Días antes, había estado practicando buceo libre en la Gran Barrera de Coral cuando vio que un tiburón se dirigía hacia ella. Se giró para interponer sus aletas entre ella y el depredador, pero el agua turbia que la rodeaba se tiñó rápidamente de carmesí.

Con la sangre manando de su pie izquierdo, luchó por llegar a la playa, al tiempo que trataba de contener la hemorragia arterial y pedir ayuda a gritos. Un médico fuera de servicio le hizo un torniquete con un cinturón, lo que le salvó la vida y la extremidad.

Anika Craney fue mordida por un tiburón en la Gran Barrera de Coral

Incluso en esos primeros momentos, Craney, que en ese entonces tenía 29 años, estaba decidida a no dejar que la experiencia afectara su vínculo de por vida con el océano. Desde una camilla, mientras la llevaban del helicóptero de rescate al hospital, gritó a un enjambre de cámaras de noticias: “¡Sigo amando a los tiburones!”.

Lo que no sabía era que la mordedura era el principio de un largo viaje.

Aún le esperaban intensos dolores neuropáticos, pesadillas, noches sin dormir, alucinaciones y la soledad de sufrir heridas físicas y psicológicas con las que pocos pueden identificarse. Aún quedaban por llegar las ofertas de dinero rápido para una entrevista o un documental, que solo renovarían su trauma y subrayarían que el interés del mundo se centraba en los espantosos detalles de su encuentro, no en la agotadora recuperación que en realidad nunca terminaría.

Pero Dave Pearson lo sabía, porque había pasado por lo mismo una década antes, después de que un tiburón le destrozó el antebrazo izquierdo hasta el hueso, lo que alteró profundamente su vida y su mente.

Dave Pearson muestra un adorno de un tiburón tallado en su casa

Así que contactó a Craney, como hizo con muchos otros sobrevivientes en los años transcurridos desde su propia mordedura, y le dio la bienvenida a una hermandad a la que nadie querría unirse. Por teléfono, con su voz tranquila y firme, le habló un poco de lo que podía esperar y le dijo que había un grupo de personas a las que podía acudir.
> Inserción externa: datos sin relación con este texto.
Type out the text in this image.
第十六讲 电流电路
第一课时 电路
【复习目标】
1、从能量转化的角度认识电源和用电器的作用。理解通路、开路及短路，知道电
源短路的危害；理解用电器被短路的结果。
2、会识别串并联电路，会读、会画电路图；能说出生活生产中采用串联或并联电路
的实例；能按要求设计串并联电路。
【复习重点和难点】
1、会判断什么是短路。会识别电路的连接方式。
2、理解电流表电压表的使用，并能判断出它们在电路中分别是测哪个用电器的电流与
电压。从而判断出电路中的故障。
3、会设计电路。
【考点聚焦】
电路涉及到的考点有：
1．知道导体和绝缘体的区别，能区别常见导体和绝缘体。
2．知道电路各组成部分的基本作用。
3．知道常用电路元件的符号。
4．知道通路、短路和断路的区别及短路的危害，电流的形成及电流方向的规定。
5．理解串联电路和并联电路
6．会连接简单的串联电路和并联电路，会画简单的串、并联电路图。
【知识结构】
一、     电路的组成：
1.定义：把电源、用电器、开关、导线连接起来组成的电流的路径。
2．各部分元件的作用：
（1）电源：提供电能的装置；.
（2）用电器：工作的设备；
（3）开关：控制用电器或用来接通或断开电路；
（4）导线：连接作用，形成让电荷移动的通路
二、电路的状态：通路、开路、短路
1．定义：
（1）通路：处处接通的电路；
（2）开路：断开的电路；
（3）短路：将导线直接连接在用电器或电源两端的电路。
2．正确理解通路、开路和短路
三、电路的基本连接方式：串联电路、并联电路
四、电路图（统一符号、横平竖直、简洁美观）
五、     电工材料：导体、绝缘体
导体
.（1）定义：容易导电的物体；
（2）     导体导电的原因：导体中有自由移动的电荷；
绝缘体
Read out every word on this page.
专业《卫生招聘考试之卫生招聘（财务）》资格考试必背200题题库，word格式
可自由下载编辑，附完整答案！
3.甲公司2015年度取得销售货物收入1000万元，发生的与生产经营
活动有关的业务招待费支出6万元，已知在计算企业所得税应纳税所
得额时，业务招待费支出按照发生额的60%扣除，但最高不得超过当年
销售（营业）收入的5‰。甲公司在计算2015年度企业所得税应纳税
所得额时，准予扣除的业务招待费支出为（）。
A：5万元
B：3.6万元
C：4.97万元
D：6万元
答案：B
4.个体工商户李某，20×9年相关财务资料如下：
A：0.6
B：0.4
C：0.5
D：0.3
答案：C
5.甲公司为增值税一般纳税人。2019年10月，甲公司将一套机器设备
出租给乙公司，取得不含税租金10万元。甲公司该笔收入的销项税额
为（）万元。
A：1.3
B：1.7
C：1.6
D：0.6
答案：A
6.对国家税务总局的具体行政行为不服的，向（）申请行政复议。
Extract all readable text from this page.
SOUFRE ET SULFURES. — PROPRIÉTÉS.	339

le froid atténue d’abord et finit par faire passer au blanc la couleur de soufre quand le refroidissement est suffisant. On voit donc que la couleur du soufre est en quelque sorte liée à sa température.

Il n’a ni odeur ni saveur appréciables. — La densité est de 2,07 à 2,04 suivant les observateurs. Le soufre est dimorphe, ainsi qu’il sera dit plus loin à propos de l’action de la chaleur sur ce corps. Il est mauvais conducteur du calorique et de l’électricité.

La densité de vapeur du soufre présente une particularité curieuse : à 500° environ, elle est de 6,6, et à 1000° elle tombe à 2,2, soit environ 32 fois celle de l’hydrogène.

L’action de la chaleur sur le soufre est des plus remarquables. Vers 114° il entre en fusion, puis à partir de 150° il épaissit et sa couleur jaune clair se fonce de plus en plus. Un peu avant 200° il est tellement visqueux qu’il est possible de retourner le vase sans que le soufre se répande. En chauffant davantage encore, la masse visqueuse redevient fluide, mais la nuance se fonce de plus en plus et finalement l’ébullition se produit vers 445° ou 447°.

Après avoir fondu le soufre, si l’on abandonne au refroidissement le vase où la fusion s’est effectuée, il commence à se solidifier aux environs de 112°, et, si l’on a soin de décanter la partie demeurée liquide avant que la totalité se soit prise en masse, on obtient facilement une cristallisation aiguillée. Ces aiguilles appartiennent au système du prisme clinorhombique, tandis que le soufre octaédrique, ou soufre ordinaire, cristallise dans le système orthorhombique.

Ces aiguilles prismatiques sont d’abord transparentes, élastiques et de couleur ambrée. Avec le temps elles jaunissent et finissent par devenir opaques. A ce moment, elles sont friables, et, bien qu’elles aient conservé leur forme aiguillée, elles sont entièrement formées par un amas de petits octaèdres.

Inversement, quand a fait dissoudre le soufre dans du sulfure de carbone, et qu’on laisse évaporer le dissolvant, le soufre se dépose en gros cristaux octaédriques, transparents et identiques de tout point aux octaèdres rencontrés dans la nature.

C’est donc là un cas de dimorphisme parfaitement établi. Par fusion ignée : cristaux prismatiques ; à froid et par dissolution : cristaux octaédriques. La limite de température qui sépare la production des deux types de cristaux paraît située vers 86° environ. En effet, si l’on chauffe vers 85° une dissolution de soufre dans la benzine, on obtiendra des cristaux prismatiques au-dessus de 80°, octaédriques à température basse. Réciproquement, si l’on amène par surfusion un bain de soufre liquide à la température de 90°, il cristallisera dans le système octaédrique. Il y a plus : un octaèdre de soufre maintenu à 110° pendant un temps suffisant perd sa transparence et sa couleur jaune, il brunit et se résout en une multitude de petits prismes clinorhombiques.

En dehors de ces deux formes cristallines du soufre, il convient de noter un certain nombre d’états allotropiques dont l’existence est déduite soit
Craney recuerda que le dijo: “Hemos pasado por esto y estamos aquí para ti, en cada paso del camino”.

“¿Por qué yo?»

Pearson aprendió que existe un patrón para lo que viene después de la mordedura. Está la euforia de la supervivencia, la celebración de una huida milagrosa, la avalancha de atención. A menudo, luego vienen meses de obsesión dedicados a investigar todo sobre la criatura y su comportamiento.

“Solo quieres saber ‘¿Por qué yo? ¿Qué hice mal?’ –comentó–. Lo más difícil de aceptar es que no hiciste nada, solo estabas en el lugar equivocado en el momento equivocado”.

Pearson, de 62 años, es el fundador de Bite Club (el Club de la Mordida), una red de sobrevivientes de ataques de tiburón, además de familiares, socorristas y algunas personas que fueron mordidas por otros animales, como cocodrilos. Empezó en Australia, pero ahora tiene más de 500 miembros en todo el mundo. Su página privada de Facebook funciona como un foro médico, línea de ayuda en mitad de la noche, un grupo de apoyo para el trastorno de estrés postraumático y una familia accidental.

Es un club exclusivo, con muchos miembros en Australia, donde la inmensa mayoría de la población vive cerca de la costa (el país reporta más encuentros entre humanos y tiburones que ningún otro, excepto Estados Unidos). El año pasado se registraron 47 mordeduras de tiburón “no provocadas” en todo el mundo, cuatro de ellas mortales.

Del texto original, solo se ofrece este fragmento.